Di cosa ha bisogno Manuel?

“Di essere abbastanza sicuro per fare il mio lavoro. Mi sto aiutando e starò lontano dal paese per un po’ di tempo, allontanandomi dal calore dalla mia famiglia. Ma non dovrebbe essere così. Siamo dalla parte giusta”.

Qual è la tua paura più grande?

“Più che di paura, parlerò della mia più grande delusione. Penso che l’intimidazione dei giornalisti funzioni nel suo scopo di ridurre la capacità del pubblico di scoprire tutto ciò di cui ha bisogno per prendere decisioni democratiche informate. Penso che ci siano molte persone là fuori che diventerebbero grandi giornalisti se il lavoro fosse pagato meglio, fosse meno insicuro, non fosse oggetto di derisione pubblica e disprezzo immeritato e, soprattutto, non fosse così pericoloso. Penso che non siamo abbastanza per stare al passo con ciò che accade realmente nel nostro paese ed è per questo che la nostra democrazia ne soffre già”.

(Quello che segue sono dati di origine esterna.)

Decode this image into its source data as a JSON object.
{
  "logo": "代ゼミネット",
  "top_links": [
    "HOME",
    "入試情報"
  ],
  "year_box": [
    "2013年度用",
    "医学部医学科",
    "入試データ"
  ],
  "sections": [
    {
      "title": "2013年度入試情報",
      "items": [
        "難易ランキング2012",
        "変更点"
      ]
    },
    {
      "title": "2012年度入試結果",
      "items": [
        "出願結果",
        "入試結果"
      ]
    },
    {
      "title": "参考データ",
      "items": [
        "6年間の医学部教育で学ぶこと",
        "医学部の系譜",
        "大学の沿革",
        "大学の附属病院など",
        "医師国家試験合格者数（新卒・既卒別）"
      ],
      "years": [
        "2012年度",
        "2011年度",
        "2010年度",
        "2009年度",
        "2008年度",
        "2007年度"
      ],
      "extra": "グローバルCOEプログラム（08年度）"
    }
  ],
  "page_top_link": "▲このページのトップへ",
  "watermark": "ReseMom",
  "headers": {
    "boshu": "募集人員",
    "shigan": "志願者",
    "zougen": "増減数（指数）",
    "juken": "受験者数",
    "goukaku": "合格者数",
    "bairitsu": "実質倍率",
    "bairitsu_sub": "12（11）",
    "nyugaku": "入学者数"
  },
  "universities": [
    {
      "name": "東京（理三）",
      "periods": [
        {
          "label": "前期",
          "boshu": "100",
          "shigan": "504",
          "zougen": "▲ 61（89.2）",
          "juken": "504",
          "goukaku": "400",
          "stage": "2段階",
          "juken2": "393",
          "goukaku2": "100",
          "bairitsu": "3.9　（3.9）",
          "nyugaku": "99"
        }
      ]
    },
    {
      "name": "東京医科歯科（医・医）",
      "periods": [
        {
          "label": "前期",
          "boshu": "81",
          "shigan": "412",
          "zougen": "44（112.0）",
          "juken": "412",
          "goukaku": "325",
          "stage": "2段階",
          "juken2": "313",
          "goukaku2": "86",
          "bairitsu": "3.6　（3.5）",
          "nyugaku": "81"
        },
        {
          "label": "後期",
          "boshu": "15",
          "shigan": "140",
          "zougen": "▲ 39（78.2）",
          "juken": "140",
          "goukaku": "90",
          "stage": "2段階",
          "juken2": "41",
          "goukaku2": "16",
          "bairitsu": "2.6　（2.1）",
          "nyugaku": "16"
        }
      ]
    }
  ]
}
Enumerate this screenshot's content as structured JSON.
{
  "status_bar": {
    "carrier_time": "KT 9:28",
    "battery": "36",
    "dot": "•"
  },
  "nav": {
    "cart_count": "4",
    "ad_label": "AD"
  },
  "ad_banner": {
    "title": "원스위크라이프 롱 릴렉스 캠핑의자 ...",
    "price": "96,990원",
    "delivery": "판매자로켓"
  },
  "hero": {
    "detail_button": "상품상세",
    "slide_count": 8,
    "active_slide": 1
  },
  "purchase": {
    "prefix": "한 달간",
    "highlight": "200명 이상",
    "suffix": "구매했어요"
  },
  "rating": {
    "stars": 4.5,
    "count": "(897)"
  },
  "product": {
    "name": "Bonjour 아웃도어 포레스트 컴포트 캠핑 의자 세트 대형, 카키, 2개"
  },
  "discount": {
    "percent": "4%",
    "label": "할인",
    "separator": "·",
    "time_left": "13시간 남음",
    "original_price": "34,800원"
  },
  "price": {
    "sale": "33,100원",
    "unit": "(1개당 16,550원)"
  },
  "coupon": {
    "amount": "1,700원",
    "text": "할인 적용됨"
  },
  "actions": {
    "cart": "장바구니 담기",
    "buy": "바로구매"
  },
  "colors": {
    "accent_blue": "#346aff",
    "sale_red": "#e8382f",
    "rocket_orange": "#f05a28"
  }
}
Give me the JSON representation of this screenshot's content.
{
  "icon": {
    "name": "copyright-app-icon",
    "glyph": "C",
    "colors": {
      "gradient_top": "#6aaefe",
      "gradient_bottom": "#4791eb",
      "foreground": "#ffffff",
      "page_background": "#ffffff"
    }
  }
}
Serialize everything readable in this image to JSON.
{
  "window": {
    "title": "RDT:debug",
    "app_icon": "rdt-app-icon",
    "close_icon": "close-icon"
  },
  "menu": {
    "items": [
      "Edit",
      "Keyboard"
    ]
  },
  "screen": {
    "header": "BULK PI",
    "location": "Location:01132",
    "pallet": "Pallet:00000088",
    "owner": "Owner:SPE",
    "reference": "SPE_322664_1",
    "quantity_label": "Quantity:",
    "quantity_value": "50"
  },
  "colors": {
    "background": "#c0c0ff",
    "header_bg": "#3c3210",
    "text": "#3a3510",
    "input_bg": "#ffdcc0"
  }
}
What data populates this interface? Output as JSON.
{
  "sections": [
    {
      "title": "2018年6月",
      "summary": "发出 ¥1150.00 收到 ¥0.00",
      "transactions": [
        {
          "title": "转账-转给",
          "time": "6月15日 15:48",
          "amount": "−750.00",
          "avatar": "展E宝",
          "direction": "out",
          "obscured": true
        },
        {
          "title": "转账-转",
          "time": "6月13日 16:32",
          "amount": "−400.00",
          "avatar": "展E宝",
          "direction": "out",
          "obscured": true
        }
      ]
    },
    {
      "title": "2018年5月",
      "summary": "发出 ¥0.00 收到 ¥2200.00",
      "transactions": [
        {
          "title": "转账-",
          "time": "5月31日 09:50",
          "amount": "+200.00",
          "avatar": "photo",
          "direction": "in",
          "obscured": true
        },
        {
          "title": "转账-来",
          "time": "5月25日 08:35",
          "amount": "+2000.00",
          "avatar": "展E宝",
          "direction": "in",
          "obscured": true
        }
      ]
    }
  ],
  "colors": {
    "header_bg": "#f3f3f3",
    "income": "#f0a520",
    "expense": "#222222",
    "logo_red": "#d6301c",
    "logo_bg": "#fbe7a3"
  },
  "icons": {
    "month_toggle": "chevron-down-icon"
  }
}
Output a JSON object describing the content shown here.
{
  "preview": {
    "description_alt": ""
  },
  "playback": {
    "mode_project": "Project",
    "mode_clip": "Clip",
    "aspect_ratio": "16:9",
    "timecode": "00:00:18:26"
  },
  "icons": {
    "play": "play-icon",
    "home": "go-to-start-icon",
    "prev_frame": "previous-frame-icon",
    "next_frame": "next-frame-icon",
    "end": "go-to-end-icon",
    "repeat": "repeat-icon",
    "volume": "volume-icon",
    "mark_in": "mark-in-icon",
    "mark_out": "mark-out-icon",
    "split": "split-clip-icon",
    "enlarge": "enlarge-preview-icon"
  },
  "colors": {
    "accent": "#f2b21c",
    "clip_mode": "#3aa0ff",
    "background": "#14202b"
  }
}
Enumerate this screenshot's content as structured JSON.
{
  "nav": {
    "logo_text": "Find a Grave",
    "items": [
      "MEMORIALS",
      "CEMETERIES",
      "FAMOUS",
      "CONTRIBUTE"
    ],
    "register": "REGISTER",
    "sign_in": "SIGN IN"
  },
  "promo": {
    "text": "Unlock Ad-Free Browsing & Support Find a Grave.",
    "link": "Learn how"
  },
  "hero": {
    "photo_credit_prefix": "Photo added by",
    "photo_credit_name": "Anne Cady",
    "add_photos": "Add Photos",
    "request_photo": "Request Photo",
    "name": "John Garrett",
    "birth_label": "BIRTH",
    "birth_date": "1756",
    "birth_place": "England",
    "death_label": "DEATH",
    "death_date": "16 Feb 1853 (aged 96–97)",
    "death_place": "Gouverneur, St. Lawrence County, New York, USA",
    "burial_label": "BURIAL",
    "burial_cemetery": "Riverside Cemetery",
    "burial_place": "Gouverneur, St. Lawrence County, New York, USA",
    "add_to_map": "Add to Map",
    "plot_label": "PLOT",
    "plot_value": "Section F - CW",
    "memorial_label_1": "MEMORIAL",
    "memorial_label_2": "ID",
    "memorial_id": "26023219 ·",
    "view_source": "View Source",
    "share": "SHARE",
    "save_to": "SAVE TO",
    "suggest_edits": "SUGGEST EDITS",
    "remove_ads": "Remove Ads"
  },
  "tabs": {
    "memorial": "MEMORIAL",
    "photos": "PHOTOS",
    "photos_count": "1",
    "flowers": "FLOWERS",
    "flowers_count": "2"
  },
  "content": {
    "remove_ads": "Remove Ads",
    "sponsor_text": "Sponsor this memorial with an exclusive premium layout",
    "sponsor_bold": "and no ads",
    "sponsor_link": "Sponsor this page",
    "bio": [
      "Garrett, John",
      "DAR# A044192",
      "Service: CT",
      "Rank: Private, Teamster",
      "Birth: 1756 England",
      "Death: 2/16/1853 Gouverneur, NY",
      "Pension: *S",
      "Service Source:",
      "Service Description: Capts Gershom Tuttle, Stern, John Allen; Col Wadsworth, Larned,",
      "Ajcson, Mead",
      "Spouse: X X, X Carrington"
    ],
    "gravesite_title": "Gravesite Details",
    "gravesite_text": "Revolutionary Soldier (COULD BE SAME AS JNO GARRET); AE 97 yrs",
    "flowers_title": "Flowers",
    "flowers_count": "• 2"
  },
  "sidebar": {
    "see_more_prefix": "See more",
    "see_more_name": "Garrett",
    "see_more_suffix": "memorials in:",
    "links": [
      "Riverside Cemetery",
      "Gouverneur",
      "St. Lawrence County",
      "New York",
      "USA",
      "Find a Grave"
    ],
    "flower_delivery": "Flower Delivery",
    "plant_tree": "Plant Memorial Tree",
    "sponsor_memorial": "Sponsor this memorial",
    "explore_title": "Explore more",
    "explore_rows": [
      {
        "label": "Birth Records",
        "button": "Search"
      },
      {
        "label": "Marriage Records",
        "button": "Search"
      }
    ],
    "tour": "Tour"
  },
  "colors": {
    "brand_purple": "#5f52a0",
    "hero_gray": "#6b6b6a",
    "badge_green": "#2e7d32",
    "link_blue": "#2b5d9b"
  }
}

Malta fatica a riconoscere l’esistenza della mafia. Perché?

“Quattro anni fa, quando il termine “Stato mafioso” è stato usato per la prima volta per descrivere Malta poche ore dopo l’uccisione di Daphne, quasi tutti hanno reagito pensando che si trattasse di un’esagerazione. La mafia era vista come qualcosa che accade in Sicilia oa New York, o più probabilmente nei film. Impariamo dall’esperienza italiana che il modo migliore per far prosperare la mafia è convincere tutti che non esiste. Al posto dei mafiosi vediamo “investitori”, “imprenditori”, “filantropi”, “poliziotti”, “creatori di posti di lavoro” e “politici”. Questo sta lentamente cambiando. Per la prima volta con il rapporto di inchiesta indipendente Daphne Caruana Galizia, un’istituzione statale ha riconosciuto che Malta ha bisogno di fare sul serio nella lotta alla mafia. Ora dobbiamo persuadere il resto della popolazione che dobbiamo farlo. Siamo ancora molto lontani”.

Quando hai deciso di fare il giornalista?

“Pochi minuti dopo le 15 del 16 ottobre 2017, quando ho saputo che Daphne Caruana Galizia è stata uccisa. Una voce importante che si sforzava di preservare la nostra democrazia era stata messa a tacere. Sapevo che allora non potevo recuperare la perdita. Anche dopo quattro anni di lavoro non ho neanche lontanamente le sue incredibili capacità di giornalista, scrittrice, critica e analista. Non potrei mai riempire il vuoto che ha lasciato. Il mio meglio è fare tutto quello che potevo fare, e ci sto ancora provando”.

Cosa vedi davanti a te, nel tuo futuro?

“Forse è un po’ facile dire che spero in giorni migliori. Ho figli e mi piacerebbe che crescessero in una società giusta con un senso di giusto e sbagliato. Potrei dire che lo sto facendo per loro e per il loro futuro, piuttosto che solo per il mio. Ma penso che la risposta debba essere più semplice. Lo sto facendo per il momento. Non sopporto l’ingiustizia di tutto ciò, che i truffatori la facciano franca con i loro crimini perché hanno potere, denaro e influenza, mentre il resto di noi è costretto a pagare per la loro avidità. Quindi, penso di essere meno motivato dal futuro di quanto non lo sia semplicemente da quanto mi faccia arrabbiare il presente. Non ho grandi illusioni di poter cambiare molto. Ma non potevo sopportare di non provare”.